Tuesday, June 14, 2011

I wanted to write this first blog about how I got to where I am now.  However, when I went over three pages in a Word document, I thought that was probably too much for one entry.  After all, I wouldn't read a blog that long, so I can't expect anyone else to slog through it!
There is no way for me to write anything about my life without discussing my chronic illness.  It effects every minute of every day for me and my family.  So I thought I'd start by writing about life just before my symptoms started and how I got to where I am now.

Part One
In June of 2000, I was healthy, young 23 year old preparing to marry the man of my dreams.  I never thought I would get married, let alone to Derek.  He was the man wanted.  He made me laugh and understood me in a way no one ever had.  He was my very best friend.  But, our relationship had been so "will we? won't we?" that I had given up altogether.  Needless to say, we both came around.
So, eleven years ago I was making final wedding preparations and looking forward to our happy life together.  I just knew everything would be perfect!  We would never fight.  We had both just graduated from college, and were planning on returning for our Master's Degrees.  Money would be tight in grad school, but after that we'd have plenty of money.  After all, we were both well educated and eager to work.  We would find good jobs, save our money, get involved in a church, and in about 5 years we would start having children.  It was a very good, very responsible plan.  With all hope for the future, and an overly generous helping of naivety, we started our life together.  What we would soon find out is that our plan, though good and responsible, was not God's plan.
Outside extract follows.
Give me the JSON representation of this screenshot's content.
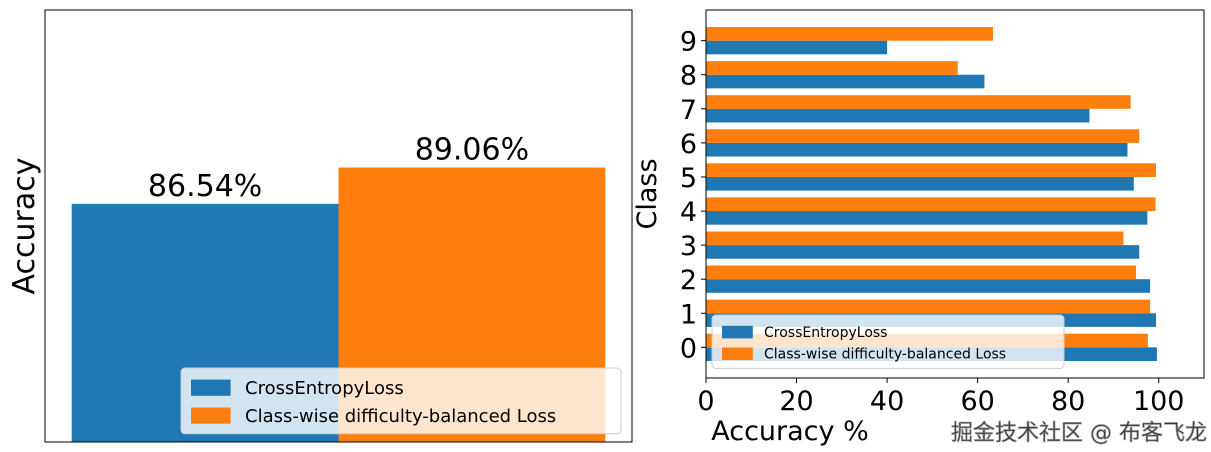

Six months into our marriage, we were taking grad classes, teaching, involved in church, and maintaining a social life when I started to not feel well.  A pinched nerve in my back flared up causing quite a bit of pain. I remember spending Christmas break at my m-i-l's house in PA and feeling like I had the flu.  In January I went to the university clinic and the doctor diagnosed "malaise and fatigue" and really didn't know what was wrong.  This was also when I started having heart symptoms.  After a battery of tests, and weeks of wearing a heart monitor we found that my heart was healthy.  I started missing classes and work because I was so tired I couldn't get out of the apartment.  As the weeks progressed, I was chewed out by my boss, and told politely by my teachers that I just wasn't trying.  I remember lying in bed at night, almost asleep, when the air conditioner would kick on and I would jump so hard it woke up Derek.  My heart would pound so hard and so fast I thought I was actually dying.  The doctors were clueless so they diagnosed it as stress.  This was always the diagnoses I got at that clinic.  If you weren't having a baby at this clinic, you were suffering from stress.
Still, our plans for the future were unchanged.  I was young, and had been reasonably healthy up to this point.  We were sure that we would find the right doctor, get a proper diagnoses and treatment would take care of the problem. It was just a speed bump or so we thought.